O2 has informed staff of how forthcoming pensions legislation will affect their pensions.
It wanted to make sure that staff who could be affected by the lifetime allowance of £1.5m knew about the new rules.
In August 2003, the mobile phone firm wrote to all staff earning £80,000 or more a year and asked them to complete forms authorising it to collect pensions data from their previous employers. Employees that didn’t respond were chased for the information after three months.
Tina Clayton, head of group pensions at O2, said that the organisation was certain that that the lifetime allowance would be included in the Act, so it wanted to make a head start.

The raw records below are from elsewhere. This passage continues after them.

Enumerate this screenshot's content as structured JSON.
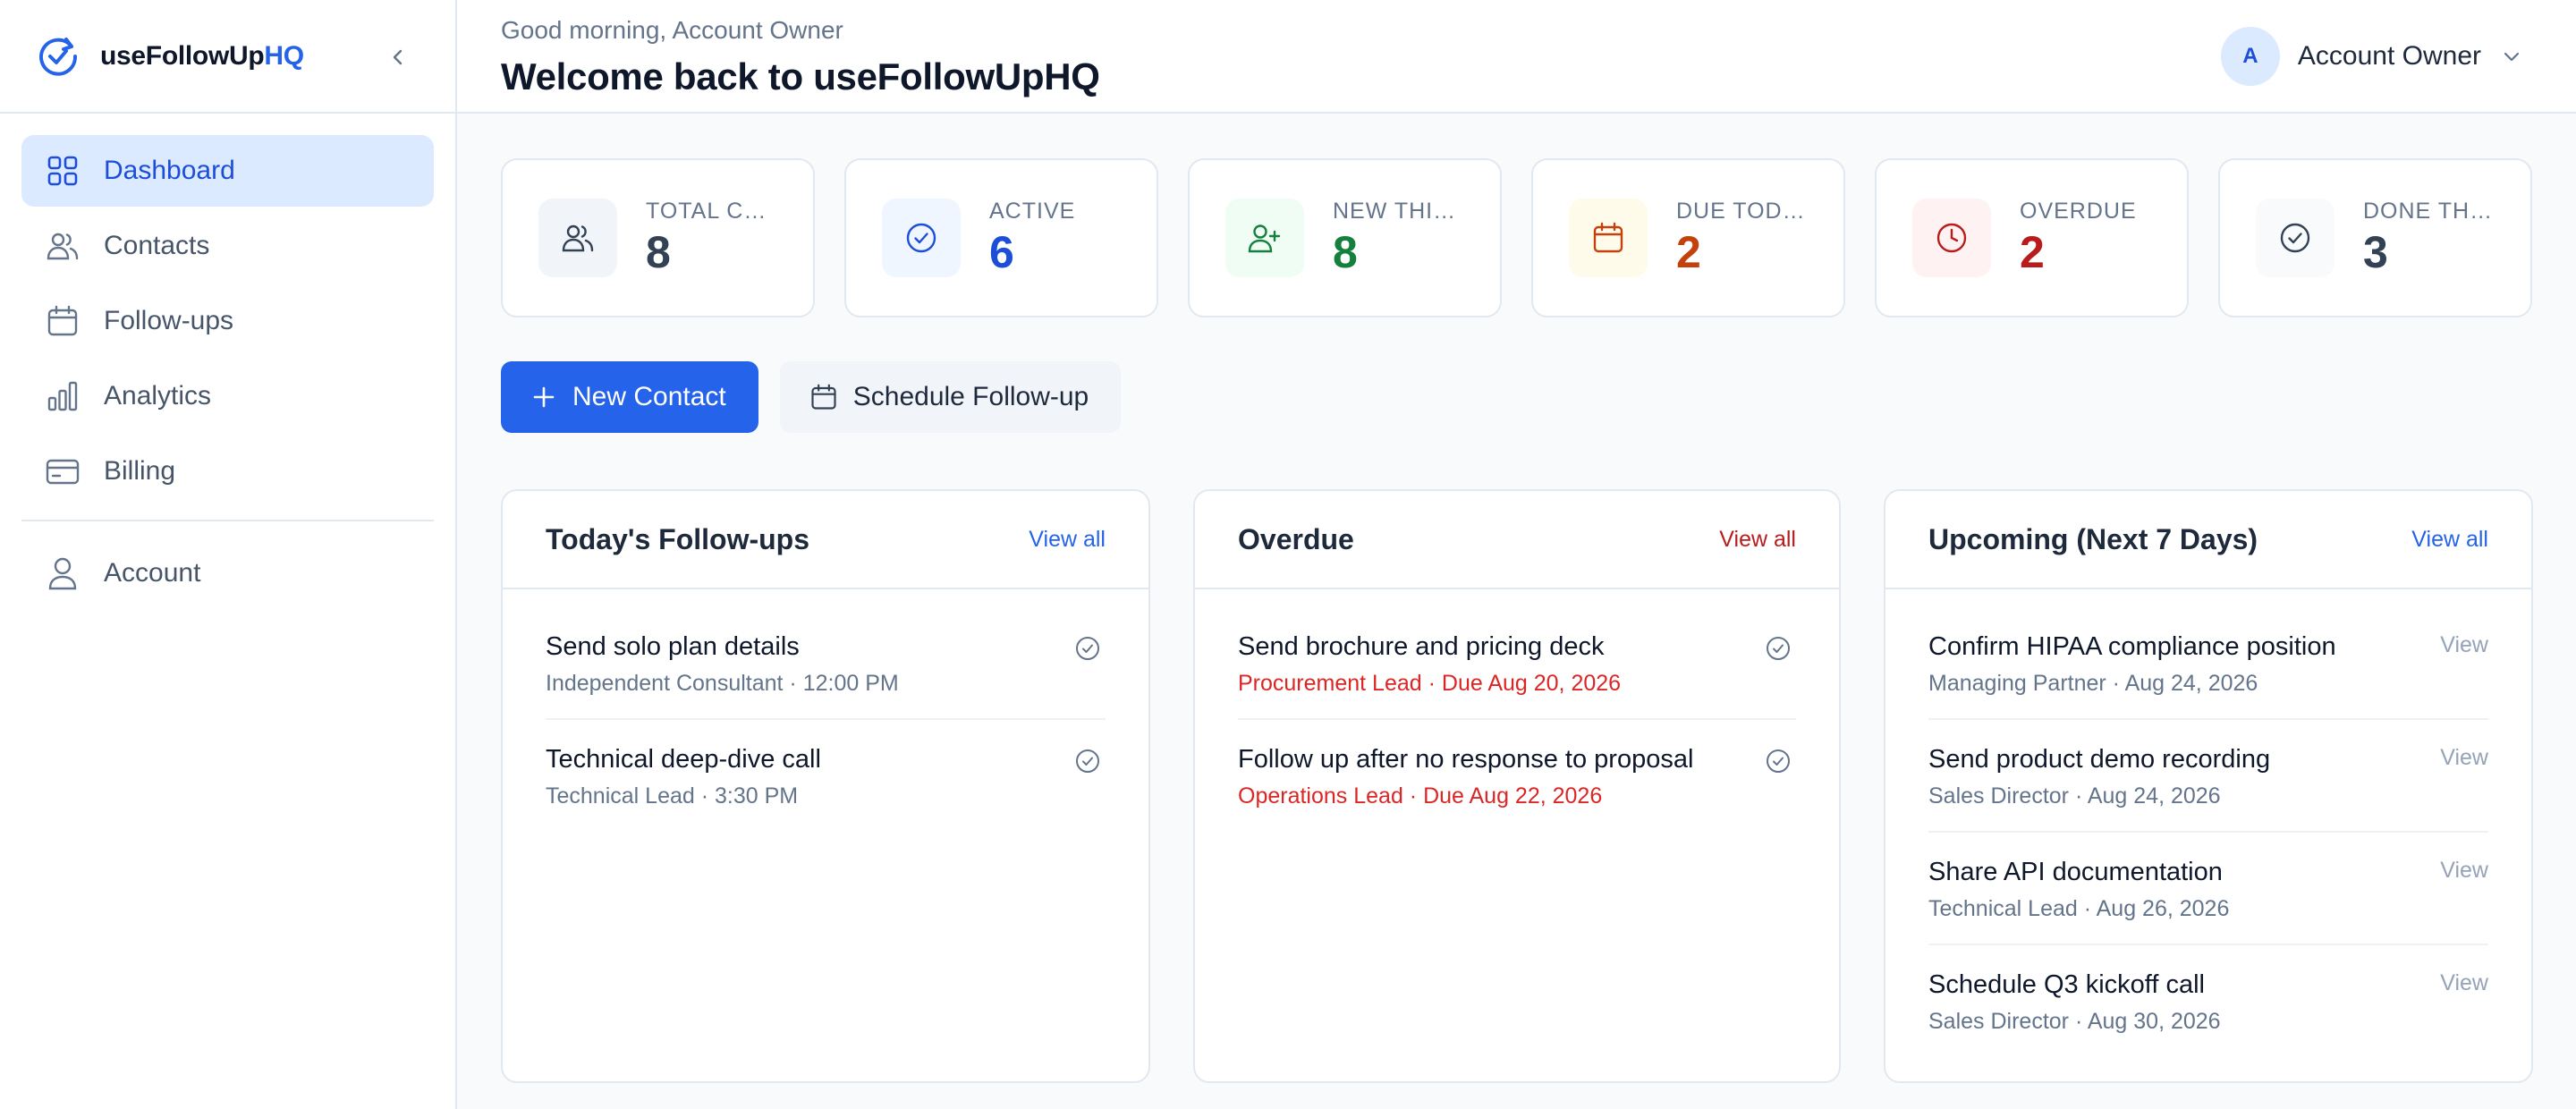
{
  "brand": {
    "name_main": "useFollowUp",
    "name_accent": "HQ"
  },
  "sidebar": {
    "items": [
      {
        "label": "Dashboard",
        "icon": "grid-icon",
        "active": true
      },
      {
        "label": "Contacts",
        "icon": "users-icon"
      },
      {
        "label": "Follow-ups",
        "icon": "calendar-icon"
      },
      {
        "label": "Analytics",
        "icon": "bar-chart-icon"
      },
      {
        "label": "Billing",
        "icon": "credit-card-icon"
      }
    ],
    "account": {
      "label": "Account",
      "icon": "user-icon"
    }
  },
  "header": {
    "greeting": "Good morning, Account Owner",
    "title": "Welcome back to useFollowUpHQ",
    "user": {
      "initial": "A",
      "name": "Account Owner"
    }
  },
  "stats": [
    {
      "label": "TOTAL CO...",
      "value": "8",
      "icon": "users-icon",
      "color": "#334155",
      "bg": "#f1f5f9"
    },
    {
      "label": "ACTIVE",
      "value": "6",
      "icon": "check-circle-icon",
      "color": "#1d4ed8",
      "bg": "#eff6ff"
    },
    {
      "label": "NEW THIS...",
      "value": "8",
      "icon": "user-plus-icon",
      "color": "#15803d",
      "bg": "#f0fdf4"
    },
    {
      "label": "DUE TODAY",
      "value": "2",
      "icon": "calendar-icon",
      "color": "#c2410c",
      "bg": "#fffbeb"
    },
    {
      "label": "OVERDUE",
      "value": "2",
      "icon": "clock-icon",
      "color": "#b91c1c",
      "bg": "#fef2f2"
    },
    {
      "label": "DONE THI...",
      "value": "3",
      "icon": "check-circle-icon",
      "color": "#334155",
      "bg": "#f8fafc"
    }
  ],
  "actions": {
    "new_contact": "New Contact",
    "schedule_followup": "Schedule Follow-up"
  },
  "panels": {
    "today": {
      "title": "Today's Follow-ups",
      "view_all": "View all",
      "items": [
        {
          "title": "Send solo plan details",
          "sub": "Independent Consultant · 12:00 PM"
        },
        {
          "title": "Technical deep-dive call",
          "sub": "Technical Lead · 3:30 PM"
        }
      ]
    },
    "overdue": {
      "title": "Overdue",
      "view_all": "View all",
      "items": [
        {
          "title": "Send brochure and pricing deck",
          "sub": "Procurement Lead · Due Aug 20, 2026"
        },
        {
          "title": "Follow up after no response to proposal",
          "sub": "Operations Lead · Due Aug 22, 2026"
        }
      ]
    },
    "upcoming": {
      "title": "Upcoming (Next 7 Days)",
      "view_all": "View all",
      "items": [
        {
          "title": "Confirm HIPAA compliance position",
          "sub": "Managing Partner · Aug 24, 2026",
          "action": "View"
        },
        {
          "title": "Send product demo recording",
          "sub": "Sales Director · Aug 24, 2026",
          "action": "View"
        },
        {
          "title": "Share API documentation",
          "sub": "Technical Lead · Aug 26, 2026",
          "action": "View"
        },
        {
          "title": "Schedule Q3 kickoff call",
          "sub": "Sales Director · Aug 30, 2026",
          "action": "View"
        }
      ]
    }
  }
}
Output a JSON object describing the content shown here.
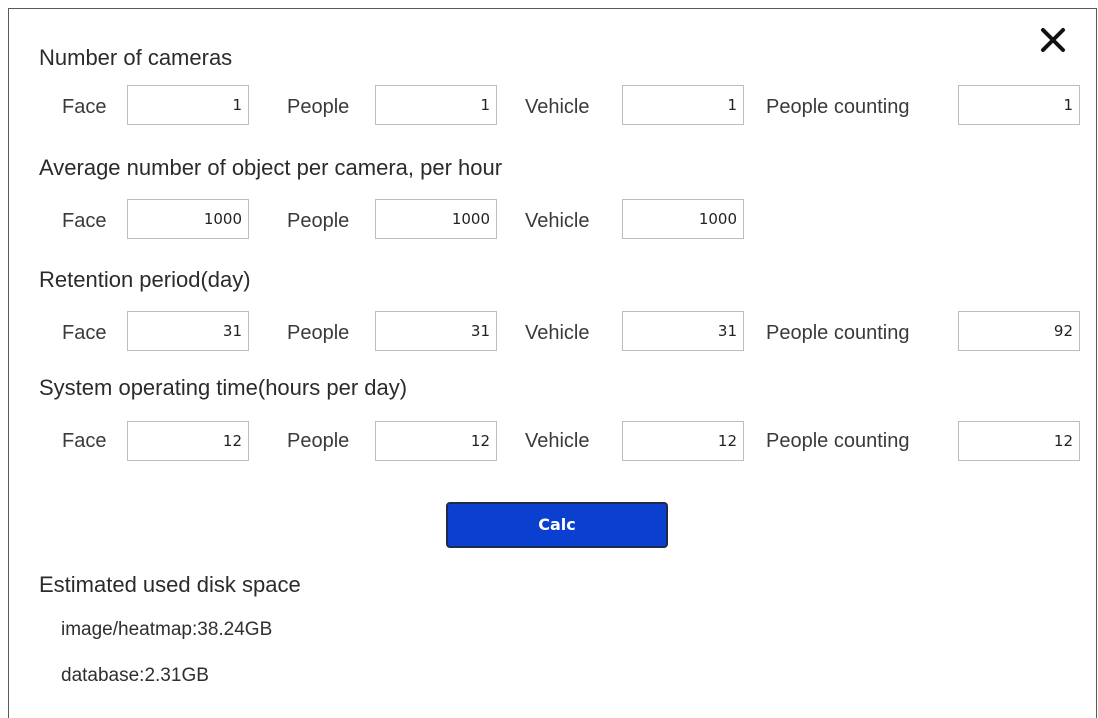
{
  "dialog": {
    "close_label": "✕"
  },
  "sections": [
    {
      "title": "Number of cameras",
      "fields": [
        {
          "label": "Face",
          "value": "1"
        },
        {
          "label": "People",
          "value": "1"
        },
        {
          "label": "Vehicle",
          "value": "1"
        },
        {
          "label": "People counting",
          "value": "1"
        }
      ]
    },
    {
      "title": "Average number of object per camera, per hour",
      "fields": [
        {
          "label": "Face",
          "value": "1000"
        },
        {
          "label": "People",
          "value": "1000"
        },
        {
          "label": "Vehicle",
          "value": "1000"
        }
      ]
    },
    {
      "title": "Retention period(day)",
      "fields": [
        {
          "label": "Face",
          "value": "31"
        },
        {
          "label": "People",
          "value": "31"
        },
        {
          "label": "Vehicle",
          "value": "31"
        },
        {
          "label": "People counting",
          "value": "92"
        }
      ]
    },
    {
      "title": "System operating time(hours per day)",
      "fields": [
        {
          "label": "Face",
          "value": "12"
        },
        {
          "label": "People",
          "value": "12"
        },
        {
          "label": "Vehicle",
          "value": "12"
        },
        {
          "label": "People counting",
          "value": "12"
        }
      ]
    }
  ],
  "calc_button": {
    "label": "Calc",
    "color": "#0b3fd0"
  },
  "result": {
    "title": "Estimated used disk space",
    "image_heatmap": "image/heatmap:38.24GB",
    "database": "database:2.31GB"
  }
}
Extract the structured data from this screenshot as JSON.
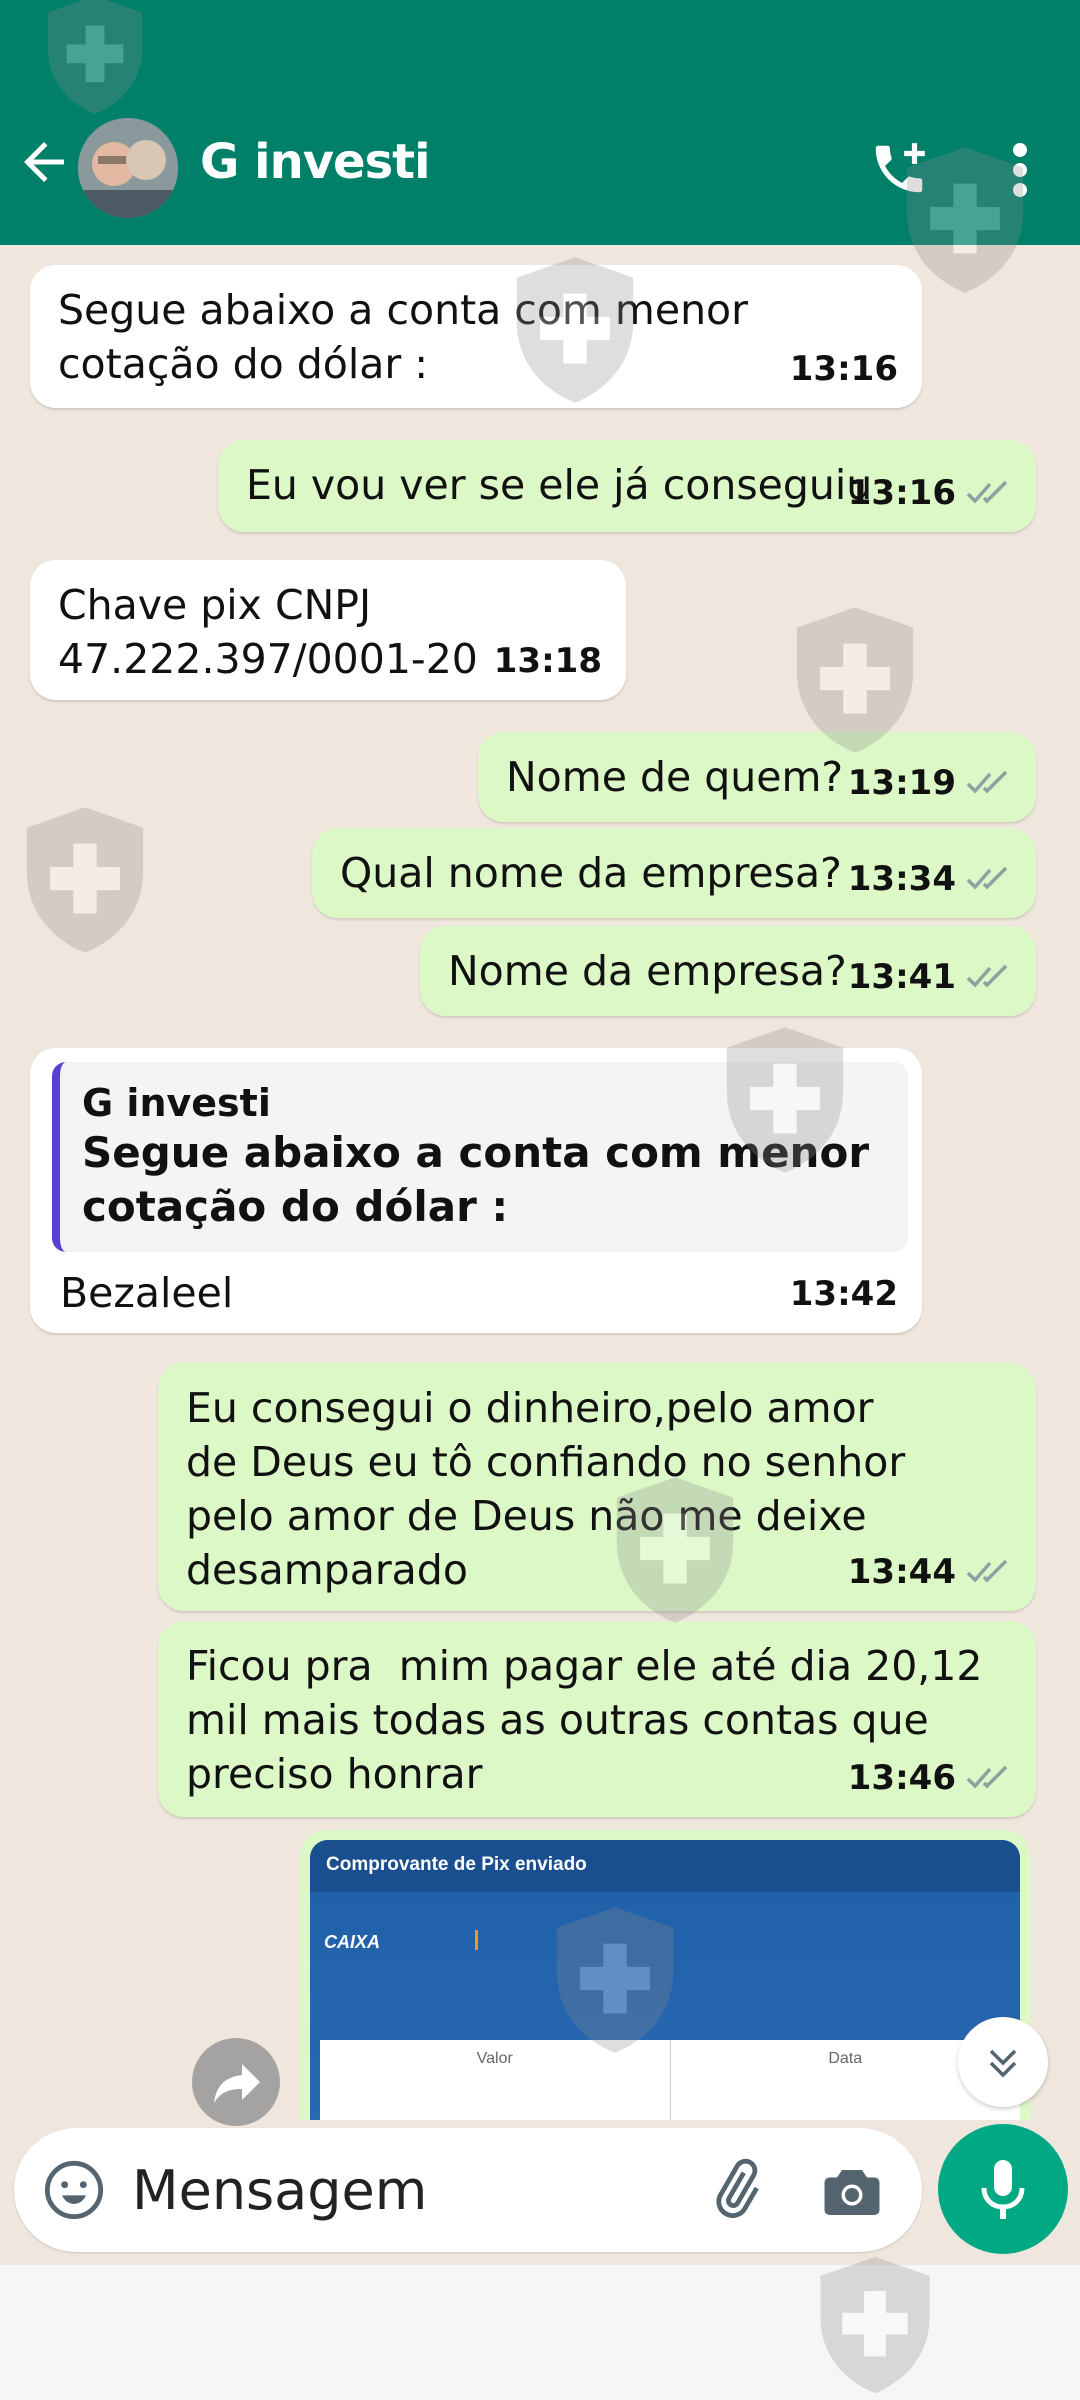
{
  "header": {
    "title": "G investi",
    "back_icon": "arrow-left-icon",
    "call_icon": "add-call-icon",
    "menu_icon": "more-vert-icon",
    "color": "#008069"
  },
  "messages": [
    {
      "dir": "in",
      "text": "Segue abaixo a conta com menor\ncotação do dólar :",
      "time": "13:16"
    },
    {
      "dir": "out",
      "text": "Eu vou ver se ele já conseguiu",
      "time": "13:16"
    },
    {
      "dir": "in",
      "text": "Chave pix CNPJ\n47.222.397/0001-20",
      "time": "13:18"
    },
    {
      "dir": "out",
      "text": "Nome de quem?",
      "time": "13:19"
    },
    {
      "dir": "out",
      "text": "Qual nome da empresa?",
      "time": "13:34"
    },
    {
      "dir": "out",
      "text": "Nome da empresa?",
      "time": "13:41"
    },
    {
      "dir": "in",
      "reply_author": "G investi",
      "reply_text": "Segue abaixo a conta com menor\ncotação do dólar :",
      "text": "Bezaleel",
      "time": "13:42"
    },
    {
      "dir": "out",
      "text": "Eu consegui o dinheiro,pelo amor\nde Deus eu tô confiando no senhor\npelo amor de Deus não me deixe\ndesamparado",
      "time": "13:44"
    },
    {
      "dir": "out",
      "text": "Ficou pra  mim pagar ele até dia 20,12\nmil mais todas as outras contas que\npreciso honrar",
      "time": "13:46"
    }
  ],
  "pix_receipt": {
    "header": "Comprovante de Pix enviado",
    "logo": "CAIXA",
    "col_value": "Valor",
    "col_date": "Data"
  },
  "input": {
    "placeholder": "Mensagem"
  },
  "colors": {
    "incoming": "#ffffff",
    "outgoing": "#dcf8c6",
    "mic": "#00a884",
    "read_ticks": "#8aa3a0"
  }
}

Beginning the process early had huge advantages for the organisation. “We got in early hoping for a better inflow of information.”
As A-Day approaches (6 April 2006), this information will take longer to process because schemes will become inundated with requests from previous employees.
Clayton added that the early start was paramount because the lifetime allowance limit is just one element of pensions simplification that needs to be addressed.
It also ensures that O2 has sufficient time to consult with all the bodies that should be involved in the process such as scheme trustees and remuneration committees.
The firm aims to have completed the process by next summer, leaving the nine months leading up to A-Day free to implement and communicate the changes.
Ian McQuade, a senior consultant at pensions consultancy firm Dunnett Shaw, explained: “The more information you have, the more you will be able to communicate with [scheme] members about their pension. The problem is if scheme members don’t [know about the changes] they may well think that they are not affected and get a nasty shock when they come to retire.”